Wicker: Recession likely to get worse after $739 Billion tax bill
Note: The following is Sen. Roger Wicker’s Weekly Report and is provided by the Senator’s office.
As our economy enters a recession, Democrats in Washington have chosen to use the last remaining months of the congressional term to impose new taxes on the American people. Their $739 billion tax-and-spend bill, dishonestly titled the “Inflation Reduction Act,” has now passed both the House and Senate without a single Republican vote. As a result, job creators are now bracing for higher taxes and an economic slump with no end in sight.

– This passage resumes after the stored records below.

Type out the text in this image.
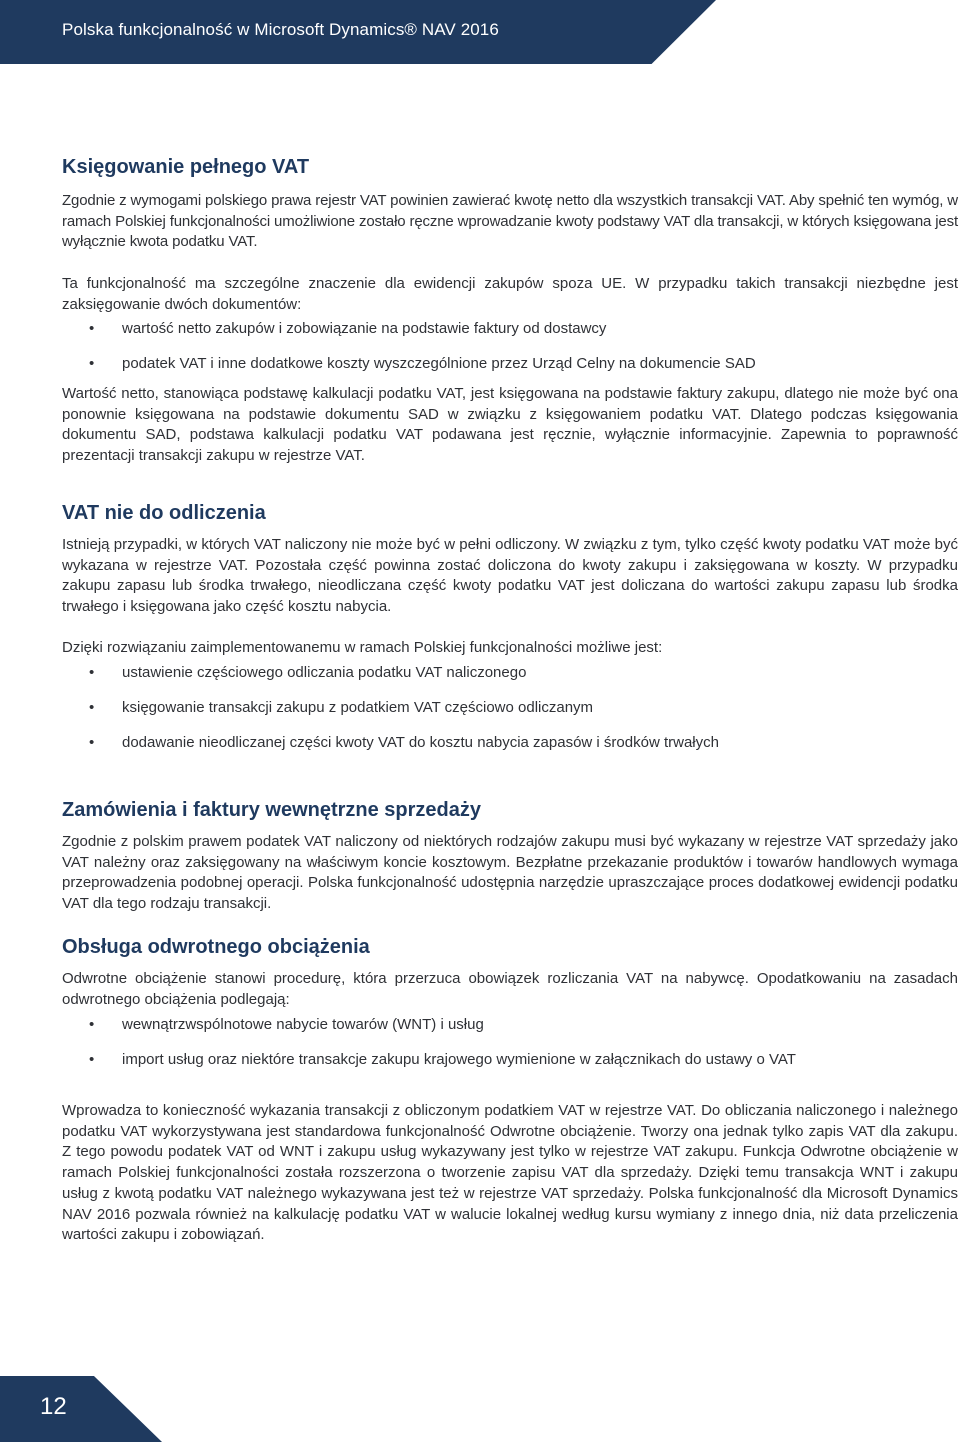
Polska funkcjonalność w Microsoft Dynamics® NAV 2016
Księgowanie pełnego VAT

Zgodnie z wymogami polskiego prawa rejestr VAT powinien zawierać kwotę netto dla wszystkich transakcji VAT. Aby spełnić ten wymóg, w ramach Polskiej funkcjonalności umożliwione zostało ręczne wprowadzanie kwoty podstawy VAT dla transakcji, w których księgowana jest wyłącznie kwota podatku VAT.

Ta funkcjonalność ma szczególne znaczenie dla ewidencji zakupów spoza UE. W przypadku takich transakcji niezbędne jest zaksięgowanie dwóch dokumentów:

• wartość netto zakupów i zobowiązanie na podstawie faktury od dostawcy
• podatek VAT i inne dodatkowe koszty wyszczególnione przez Urząd Celny na dokumencie SAD

Wartość netto, stanowiąca podstawę kalkulacji podatku VAT, jest księgowana na podstawie faktury zakupu, dlatego nie może być ona ponownie księgowana na podstawie dokumentu SAD w związku z księgowaniem podatku VAT. Dlatego podczas księgowania dokumentu SAD, podstawa kalkulacji podatku VAT podawana jest ręcznie, wyłącznie informacyjnie. Zapewnia to poprawność prezentacji transakcji zakupu w rejestrze VAT.

VAT nie do odliczenia

Istnieją przypadki, w których VAT naliczony nie może być w pełni odliczony. W związku z tym, tylko część kwoty podatku VAT może być wykazana w rejestrze VAT. Pozostała część powinna zostać doliczona do kwoty zakupu i zaksięgowana w koszty. W przypadku zakupu zapasu lub środka trwałego, nieodliczana część kwoty podatku VAT jest doliczana do wartości zakupu zapasu lub środka trwałego i księgowana jako część kosztu nabycia.

Dzięki rozwiązaniu zaimplementowanemu w ramach Polskiej funkcjonalności możliwe jest:

• ustawienie częściowego odliczania podatku VAT naliczonego
• księgowanie transakcji zakupu z podatkiem VAT częściowo odliczanym
• dodawanie nieodliczanej części kwoty VAT do kosztu nabycia zapasów i środków trwałych
Zamówienia i faktury wewnętrzne sprzedaży

Zgodnie z polskim prawem podatek VAT naliczony od niektórych rodzajów zakupu musi być wykazany w rejestrze VAT sprzedaży jako VAT należny oraz zaksięgowany na właściwym koncie kosztowym. Bezpłatne przekazanie produktów i towarów handlowych wymaga przeprowadzenia podobnej operacji. Polska funkcjonalność udostępnia narzędzie upraszczające proces dodatkowej ewidencji podatku VAT dla tego rodzaju transakcji.

Obsługa odwrotnego obciążenia

Odwrotne obciążenie stanowi procedurę, która przerzuca obowiązek rozliczania VAT na nabywcę. Opodatkowaniu na zasadach odwrotnego obciążenia podlegają:

• wewnątrzwspólnotowe nabycie towarów (WNT) i usług
• import usług oraz niektóre transakcje zakupu krajowego wymienione w załącznikach do ustawy o VAT

Wprowadza to konieczność wykazania transakcji z obliczonym podatkiem VAT w rejestrze VAT. Do obliczania naliczonego i należnego podatku VAT wykorzystywana jest standardowa funkcjonalność Odwrotne obciążenie. Tworzy ona jednak tylko zapis VAT dla zakupu. Z tego powodu podatek VAT od WNT i zakupu usług wykazywany jest tylko w rejestrze VAT zakupu. Funkcja Odwrotne obciążenie w ramach Polskiej funkcjonalności została rozszerzona o tworzenie zapisu VAT dla sprzedaży. Dzięki temu transakcja WNT i zakupu usług z kwotą podatku VAT należnego wykazywana jest też w rejestrze VAT sprzedaży. Polska funkcjonalność dla Microsoft Dynamics NAV 2016 pozwala również na kalkulację podatku VAT w walucie lokalnej według kursu wymiany z innego dnia, niż data przeliczenia wartości zakupu i zobowiązań.

12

It is stunning that Democrats approved this tax increase days after poor economic news had come to light. Last week, the Labor Department reported jobless claims had reached their highest level all year. The department also reported July inflation at 8.5 percent – only a meager drop from June’s dangerously high rate of 9.1 percent. Grocery prices rose by 13.1 percent in July and electricity costs soared by 15.2 percent, the largest increase since 2006. Meanwhile, workers took home three percent less in real weekly earnings as the dollar continued to lose value. This new round of taxes and spending will likely make inflation even worse and is the opposite of what working Americans need.

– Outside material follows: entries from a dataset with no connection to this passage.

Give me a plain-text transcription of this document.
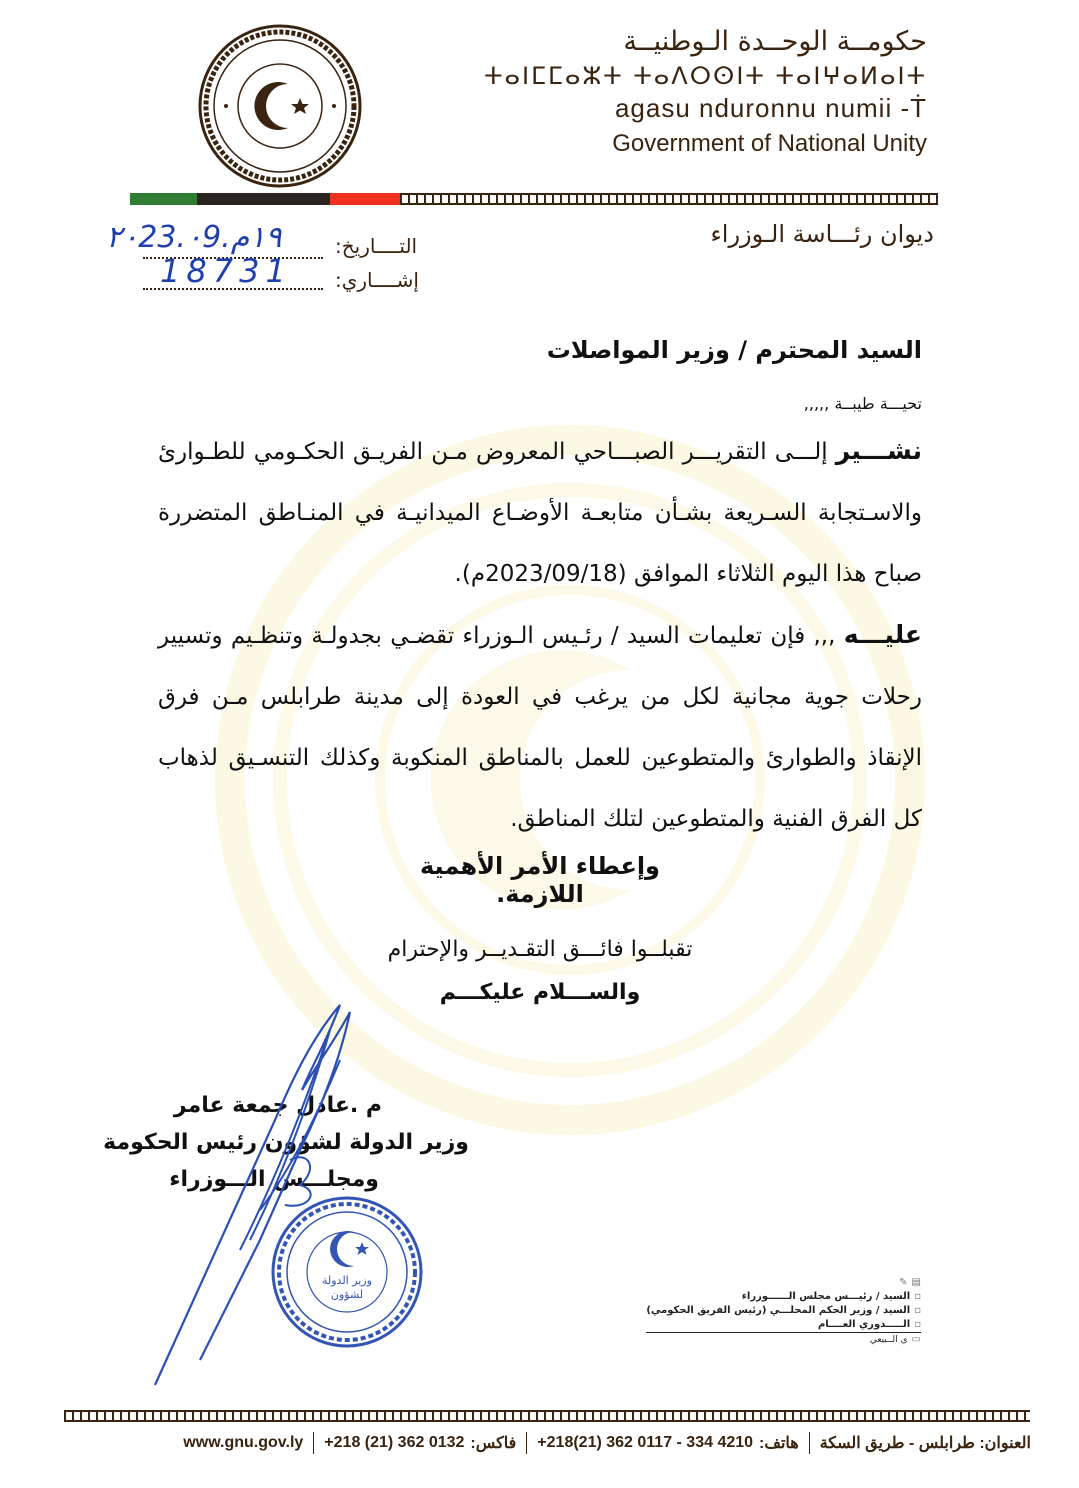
حكومــة الوحــدة الـوطنيــة
ⵜⴰⵏⵎⵎⴰⵣⵜ ⵜⴰⴷⵔⵙⵏⵜ ⵜⴰⵏⵖⴰⵍⴰⵏⵜ
agasu nduronnu numii -Ṫ
Government of National Unity
ديوان رئـــاسة الـوزراء
التــــاريخ:
إشــــاري:
٢٠23.٠9.١٩م
18731
السيد المحترم / وزير المواصلات
تحيـــة طيبــة ,,,,,
نشـــير إلـــى التقريـــر الصبـــاحي المعروض مـن الفريـق الحكـومي للطـوارئ والاسـتجابة السـريعة بشـأن متابعـة الأوضـاع الميدانيـة في المنـاطق المتضررة صباح هذا اليوم الثلاثاء الموافق (2023/09/18م).
عليـــه ,,, فإن تعليمات السيد / رئـيس الـوزراء تقضـي بجدولـة وتنظـيم وتسيير رحلات جوية مجانية لكل من يرغب في العودة إلى مدينة طرابلس مـن فرق الإنقاذ والطوارئ والمتطوعين للعمل بالمناطق المنكوبة وكذلك التنسـيق لذهاب كل الفرق الفنية والمتطوعين لتلك المناطق.
وإعطاء الأمر الأهمية اللازمة.
تقبلــوا فائـــق التقـديــر والإحترام
والســـلام عليكـــم
م .عادل جمعة عامر
وزير الدولة لشؤون رئيس الحكومة
ومجلـــس الـــوزراء
وزير الدولة
لشؤون
▤
✎
▫
السيد / رئيـــس مجلس الــــــوزراء
▫
السيد / وزير الحكم المحلـــي (رئيس الفريق الحكومي)
▫
الـــــدوري العــــام
▭
ي الــبيعي
العنوان: طرابلس - طريق السكة
هاتف:
+218(21) 362 0117 - 334 4210
فاكس:
+218 (21) 362 0132
www.gnu.gov.ly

Small Businesses Brace for Impact
Small businesses are the backbone of our economy, employing nearly half of the American workforce. Many of these small businesses did not survive the pandemic, and those that did are now treading water amid high inflation and a chronic worker shortage. The Democrats’ bill completely ignores these challenges. Under their legislation, small businesses that file as individuals will now have to shoulder an additional $50 billion in tax burden. They will also be much more likely to face audits from the IRS, which will now be hiring an army of 87,000 new agents. Because of this bill, Main Street businesses can expect more IRS harassment and higher compliance costs, making it that much harder to keep the doors open.
Another Step Toward Socialized Medicine
In addition to hurting our economy, this bill will likely undermine medical innovation, resulting in fewer life-saving drugs for American patients. The bill puts in place government price controls for prescription drugs, making it more risky and costly for drug developers to come up with new treatments and cures. Democrats who voted for this change want to make our system more like Europe, where socialized medicine has made many drugs “cheaper” but far less available. Between 2011 and 2018, for example, patients in France, Belgium, and the Netherlands had access to just 66 percent of new cancer drugs while Americans had access to 96 percent. With this step toward socialized medicine, we can expect fewer drugs to be developed and made available to seniors through Medicare.
Democrats Neglect Urgent Priorities
While Democrats were advancing this legislation, Republicans offered dozens of amendments to address the actual concerns of the American people. These included measures to lower energy prices by promoting U.S. energy production, including through the sale of oil and gas leases in the Gulf of Mexico. We also sought to address the crisis on our southern border by hiring more border agents and extending the President’s deportation authority. In addition, we proposed measures to stop abortion providers from receiving special tax breaks and to prohibit the IRS from targeting religious nonprofits. Unfortunately, Senate Democrats blocked each of these amendments, revealing how out of step they are with the American people. With each passing month, Americans are losing patience with single-party rule in Washington that ignores their priorities.